It’s worse. Better. It’s tender.

Her lips are sugar-slick and warm. Her hand finds my wrist and holds it lightly, like I’m something precious, like she’s afraid if she grips too hard I’ll shatter.

I kiss her back, trying not to breathe too loud or want too much. I taste lemon. And butter. And her.

She pulls away only an inch, eyes still closed. “I think we’re gonna win,” she whispers.

“I already did,” I say back.

We stand in the kitchen, two sticky, floured-up disasters with sugar under our nails and hope in our teeth, and I think this is what peace tastes like.

Sweet. Sharp. And absolutely worth the mess.

A few minutes later, the cupcakes are boxed. The kisses have left frosting smudges in places that’ll haunt me for weeks. And the kitchen is a war zone of powdered sugar and emotional intimacy.

Jennifer’s humming under her breath as she packs up the last of the samples, sliding them into cute little bakery boxes like a woman who definitely wouldn’t stab a judge over a texture scoring discrepancy.

I’m elbow-deep in soapy water, scrubbing mixing bowls with the efficiency of a man who knows how rare it is to be trusted in her space. Her kitchen. Her world. And yeah, okay, it makes me stupidly happy.

The murder’s still there. Somewhere. In the background. Like a theme song with a sharp edge. But today is lemon zest and music and her bare shoulder brushing mine when she reaches for the food scale. It’s good. We’re good.

My phone buzzes on the counter. I dry my hands and check it.
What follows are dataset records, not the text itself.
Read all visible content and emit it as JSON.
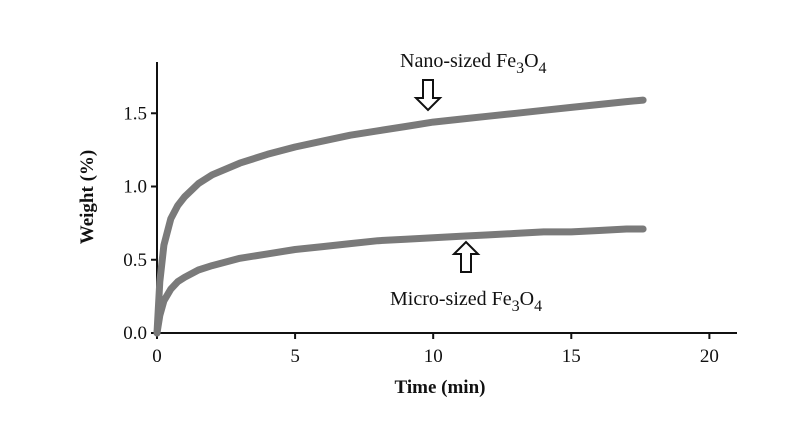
{
  "chart_data": {
    "type": "line",
    "title": "",
    "xlabel": "Time (min)",
    "ylabel": "Weight (%)",
    "xlim": [
      0,
      21
    ],
    "ylim": [
      0,
      1.85
    ],
    "xticks": [
      "0",
      "5",
      "10",
      "15",
      "20"
    ],
    "yticks": [
      "0.0",
      "0.5",
      "1.0",
      "1.5"
    ],
    "grid": false,
    "legend": "none",
    "series": [
      {
        "name": "Nano-sized Fe3O4",
        "color": "#7a7a7a",
        "x": [
          0,
          0.1,
          0.25,
          0.5,
          0.75,
          1,
          1.5,
          2,
          3,
          4,
          5,
          6,
          7,
          8,
          9,
          10,
          11,
          12,
          13,
          14,
          15,
          16,
          17,
          17.6
        ],
        "y": [
          0.0,
          0.35,
          0.6,
          0.78,
          0.87,
          0.93,
          1.02,
          1.08,
          1.16,
          1.22,
          1.27,
          1.31,
          1.35,
          1.38,
          1.41,
          1.44,
          1.46,
          1.48,
          1.5,
          1.52,
          1.54,
          1.56,
          1.58,
          1.59
        ]
      },
      {
        "name": "Micro-sized Fe3O4",
        "color": "#7a7a7a",
        "x": [
          0,
          0.1,
          0.25,
          0.5,
          0.75,
          1,
          1.5,
          2,
          3,
          4,
          5,
          6,
          7,
          8,
          9,
          10,
          11,
          12,
          13,
          14,
          15,
          16,
          17,
          17.6
        ],
        "y": [
          0.0,
          0.12,
          0.22,
          0.3,
          0.35,
          0.38,
          0.43,
          0.46,
          0.51,
          0.54,
          0.57,
          0.59,
          0.61,
          0.63,
          0.64,
          0.65,
          0.66,
          0.67,
          0.68,
          0.69,
          0.69,
          0.7,
          0.71,
          0.71
        ]
      }
    ],
    "annotations": [
      {
        "text_main": "Nano-sized Fe",
        "sub1": "3",
        "mid": "O",
        "sub2": "4",
        "arrow": "down"
      },
      {
        "text_main": "Micro-sized Fe",
        "sub1": "3",
        "mid": "O",
        "sub2": "4",
        "arrow": "up"
      }
    ]
  }
}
Edgar: Hearse is gassed. Let me know if the fair becomes a bloodbath.

I huff a laugh.

Two seconds later, Carson’s message pops up. It’s a thumbs up and a peach emoji.

Jennifer snorts from across the counter. “He’s so subtle.”

“Yeah,” I say, grinning like a fool. “Weirdly proud of the guy.”

She doesn’t say anything, but she gives me this little look, soft, corner-of-her-eye, all crinkled-lids and lowkey affection.

I rinse the last spatula and set it to dry. The kitchen’s still cluttered, but it’s cleaner than it was. It feels like we did something. Like I mattered. Not just in the “pass me the flour” kind of way, but in the “I want you in my orbit when the world turns sideways” kind of way.

She slips a cupcake into a tiny sample box labeled “For bribery only.”

“For Cookie?” I ask, wiping my hands on my apron.

“She keeps telling people my lemon bars are too tart. Like me. Tart, Blake.”

“She’s a dead woman,” I say.

“That’s the spirit.” She kisses my cheek, light, casual, no ceremony, and I swear I feel it all the way down to my toes.

I might not be the sharpest knife in her drawer. I might not know what to do with a bone saw or a badge or a secret file of judge weaknesses. But I know how to calm her when her breathing goes tight. I know how to clean a kitchen without being asked. And tomorrow, I’ll know how to smile sweetly at Cookie while mentally daring her to say one more thing about lemon frosting texture.

We’re gonna win this damn fair. And no one’s gonna die.

Unless they really deserve it.

Chapter Twenty-Six

Jennifer

I have definitely achieved enlightenment. I am one with the powdered sugar gods. I am not checking the judging tent for the seventh, no, eighth, time in the last ten minutes. That would be unhinged behavior. That would be the behavior of a woman who has emotionally invested herself so deeply in a lemon cupcake that her entire sense of self-worth now rests on its tart, buttercream-frosted little shoulders.